Tue May 28 04:12:05 PDT 2013

On Monday, 27 May 2013 at 23:46:17 UTC, H. S. Teoh wrote:
> On Tue, May 28, 2013 at 01:28:22AM +0200, Hans W. Uhlig wrote:
>> On Monday, 27 May 2013 at 23:05:46 UTC, Walter Bright wrote:
>> >On 5/27/2013 3:18 PM, H. S. Teoh wrote:
>> >>Well, D *does* support non-English identifiers, y'know... for
>> >>example:
>> >>
>> >>	void main(string[] args) {
>> >>		int число = 1;
>> >>		foreach (и; 0..100)
>> >>			число += и;
>> >>		writeln(число);
>> >>	}
>> >>
>> >>Of course, whether that's a good practice is a different 
>> >>story.
>> >>:)
>> >
>> >I've recently come to the opinion that that's a bad idea, and 
>> >D
>> >should not support it.
>
> Currently, the above code snippet compiles (upon inserting 
> "import
> std.stdio;", that is). Should that be made illegal?
>
>
>> Why do you think its a bad idea? It makes it such that code 
>> can be
>> in various languages? Just lack of keyboard support?
>
> I can't speak for Walter, but one issue that comes to mind is 
> when
> someone reads the code and doesn't understand the language the
> identifiers are in, or worse, can't reliably recognize the 
> distinctions
> between the glyphs, and so can't match identifier names 
> correctly -- if
> you don't know Japanese, for example, seeing a bunch of Japanese
> identifiers of equal length will look more-or-less the same (all
> gibberish to you), so it only obscures the code. Or if your 
> computer
> doesn't have the requisite fonts to display the alphabet in 
> question,
> then you'll just see a bunch of ?'s or black blotches for all 
> program
> identifiers, making the code completely unreadable.
>
> Since language keywords are already in English, we might as well
> standardize on English identifiers too. (After all, Phobos 
> identifiers
> are English as well.) While it's cool to have multilingual 
> identifiers,
> I'm not sure if it actually adds any practical value. :) If 
> anything, it
> arguably detracts from usability.
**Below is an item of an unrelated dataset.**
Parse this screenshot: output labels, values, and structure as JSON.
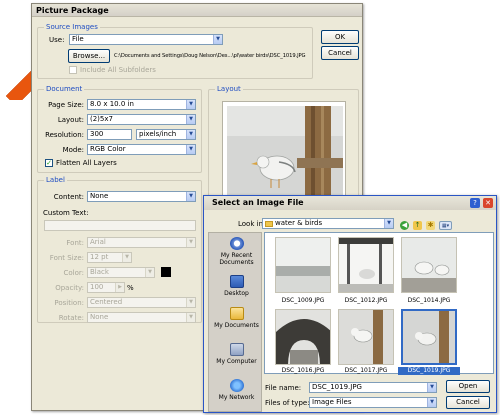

Multilingual program output, 
> of
> course, is a different kettle o' fish.
>
>
> T

I can tell you for a fact there are a tons of *private* companies 
that create closed source programs, whose source code is *not* 
English. And from *their* business perspective, it makes sense. 
They don't care if you can't understand their source code, since 
*you* will never see their source code. I'm quite confident there 
are tons of programs that you use that *aren't* written in 
English.

My wifes writes the embedded soft for hardware her company sells. 
I can tell you the source code sure as hell isn't in English. Why 
would it? The entire company speaks the local language natively. 
I've worked in Japan, and I can tell you the norm over there is 
*not* to code in English.

And why should it? Why would you code in a language that is not 
your own, if you don't plan to ever share your code to outside 
your team? Why would you care about users that don't have unicode 
support, if the workstations of all your employees is unicode 
compatible?

Allowing unicode identifiers makes their work a better 
experience. Why should we take that away from them?

There are advantages and disadvantages to non-ASCII identifiers, 
but whether or not you should be able to use them should belong 
in a coding standard, not in a compiler limitation.